El amanecer se alzó sobre el Monte Rigi con un esplendor teatral, tiñendo el cielo de tonos rosados y dorados que habrían hecho que el mismísimo Turner corriera por sus pinceles. Polly había pasado la noche encaramada en un pino, con la mente dándole vueltas al dilema de Kaspar como mantequilla en una quesería alpina.
«Te has levantado temprano», observó mientras el tocador de cuerno alpino emergía de un modesto chalet, con el estuche del instrumento colgado al hombro.
Esbozó una sonrisa desvaída. «Las costumbres arraigadas cuestan de cambiar. Además, últimamente el sueño y yo jugamos al escondite». Dejó el estuche en el suelo con cuidado experto. «He estado pensando en lo que dijiste ayer... sobre encontrar una nueva manera».
Polly revoloteó hasta posarse junto a él. «¿Y bien?»
«Y bien, creo que estás ladrando al árbol equivocado. Esto no es un problema que se resuelva con pensamiento positivo o...» Sus palabras quedaron cortadas por la llegada de otra figura entre la bruma matutina.
No podía tener más de veinticinco años, con el cabello castaño rojizo recogido en un moño práctico y botas de montaña que claramente habían visto tiempos mejores. Lo que captó la atención de Polly, sin embargo, fue el peculiar artilugio que llevaba a la espalda: una serie de tubos metálicos y equipos de grabación que la hacían parecer un puercoespín steampunk.

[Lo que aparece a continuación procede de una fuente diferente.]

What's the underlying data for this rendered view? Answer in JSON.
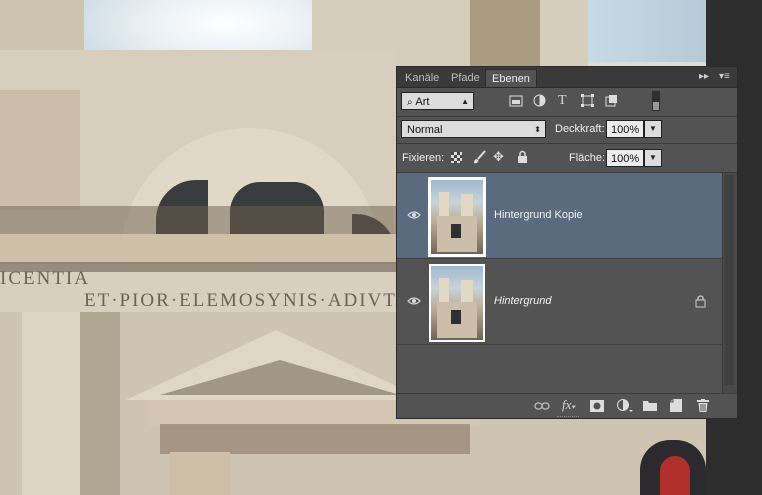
{
  "tabs": [
    {
      "label": "Kanäle",
      "active": false
    },
    {
      "label": "Pfade",
      "active": false
    },
    {
      "label": "Ebenen",
      "active": true
    }
  ],
  "filter": {
    "kind_label": "Art"
  },
  "blend": {
    "mode": "Normal",
    "opacity_label": "Deckkraft:",
    "opacity_value": "100%"
  },
  "lock": {
    "label": "Fixieren:",
    "fill_label": "Fläche:",
    "fill_value": "100%"
  },
  "layers": [
    {
      "name": "Hintergrund Kopie",
      "selected": true,
      "italic": false,
      "locked": false
    },
    {
      "name": "Hintergrund",
      "selected": false,
      "italic": true,
      "locked": true
    }
  ],
  "photo": {
    "inscription_1": "ICENTIA",
    "inscription_2": "ET·PIOR·ELEMOSYNIS·ADIVTA"
  },
  "icons": {
    "panel_menu": "panel-menu-icon",
    "collapse": "double-arrow-icon",
    "search": "search-icon",
    "filter_pixel": "image-filter-icon",
    "filter_adjust": "adjustment-filter-icon",
    "filter_type": "type-filter-icon",
    "filter_shape": "shape-filter-icon",
    "filter_smart": "smart-object-filter-icon",
    "filter_toggle": "filter-toggle-icon",
    "eye": "eye-icon",
    "lock": "lock-icon",
    "link": "link-icon",
    "fx": "fx-icon",
    "mask": "mask-icon",
    "adjustment": "new-adjustment-icon",
    "group": "folder-icon",
    "new_layer": "new-layer-icon",
    "delete": "trash-icon"
  },
  "colors": {
    "panel_bg": "#535353",
    "selected_layer": "#5a6b80",
    "tab_bar": "#3a3a3a"
  }
}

«¿Herr Brunner?», gritó en alemán con acento que delataba sus orígenes británicos. «Soy Emma Hartley, de la Universidad de Edimburgo. Estoy documentando fenómenos acústicos alpinos para mi tesis doctoral».
La expresión de Kaspar se ensombreció. «Si has venido a grabarme para la posteridad antes de que haga el ridículo el sábado, puedes...»
«En realidad», le interrumpió Emma, con los ojos color avellana brillando de fervor académico, «estoy aquí por tu sistema de notación. El profesor Zimmermann me enseñó tus arreglos publicados. La manera en que has cartografiado la resonancia emocional con las propiedades acústicas... es revolucionaria».
Polly observó con interés cómo el entusiasmo de la joven se estrellaba contra las murallas defensivas de Kaspar como olas contra granito. Aquí había alguien que comprendía el lenguaje más profundo que él había estado intentando hablar a través de su música.
«De mucho me sirve cuando ni siquiera puedo producir una nota decente», murmuró, aunque Polly notó que había relajado ligeramente el agarre del estuche.
Emma ajustó su equipo, aparentemente ajena a su pesimismo. «Precisamente por eso... no creo que necesites hacerlo. No en el sentido tradicional». Sacó una tableta cuya pantalla mostraba complejos patrones de ondas sonoras. «He estado estudiando las propiedades acústicas de esta montaña. La forma en que viaja el sonido aquí, las cámaras de amplificación natural formadas por las paredes rocosas... ¿Y si tu distonía no fuera una maldición, sino un don que te obliga a descubrir algo nuevo?»
Kaspar resopló. «¿Un don? Qué ironía».
«Escúchame», persistió Emma. «El toque tradicional del cuerno alpino se basa en el control continuo de la respiración, ¿verdad? Pero ¿y si trabajáramos con tus limitaciones en lugar de contra ellas? Ráfagas cortas de sonido, usando las cámaras de eco naturales de la montaña como parte de la composición misma».
Polly saltaba emocionada de una pata a otra. Esto era exactamente el tipo de pensamiento lateral que había esperado inspirar. «Enséñale tu composición», instó a Kaspar. «La que tiene los símbolos especiales».
A regañadientes, sacó el cuaderno gastado. Los ojos de Emma se agrandaron mientras estudiaba las páginas, emitiendo ocasionalmente pequeños sonidos de reconocimiento y deleite.
«Esto es... esto es extraordinario. No solo estás escribiendo música: estás guionizando una conversación entre el ser humano y la montaña». Lo miró con renovado respeto. «¿Has considerado alguna vez que quizás tu cuerpo esté intentando decirte algo? ¿Que las viejas maneras de tocar no son suficientes para lo que intentas expresar?»
El silencio que siguió estaba preñado de posibilidades. Polly casi podía ver los engranajes girando en la mente de Kaspar, décadas de tradición luchando contra la tentadora perspectiva de la innovación.
Finalmente habló, con la voz apenas por encima de un susurro. «¿Qué tienes en mente?»
La sonrisa de Emma habría podido iluminar el túnel del San Gotardo. «¿Qué te parece convertir toda la montaña en tu instrumento?»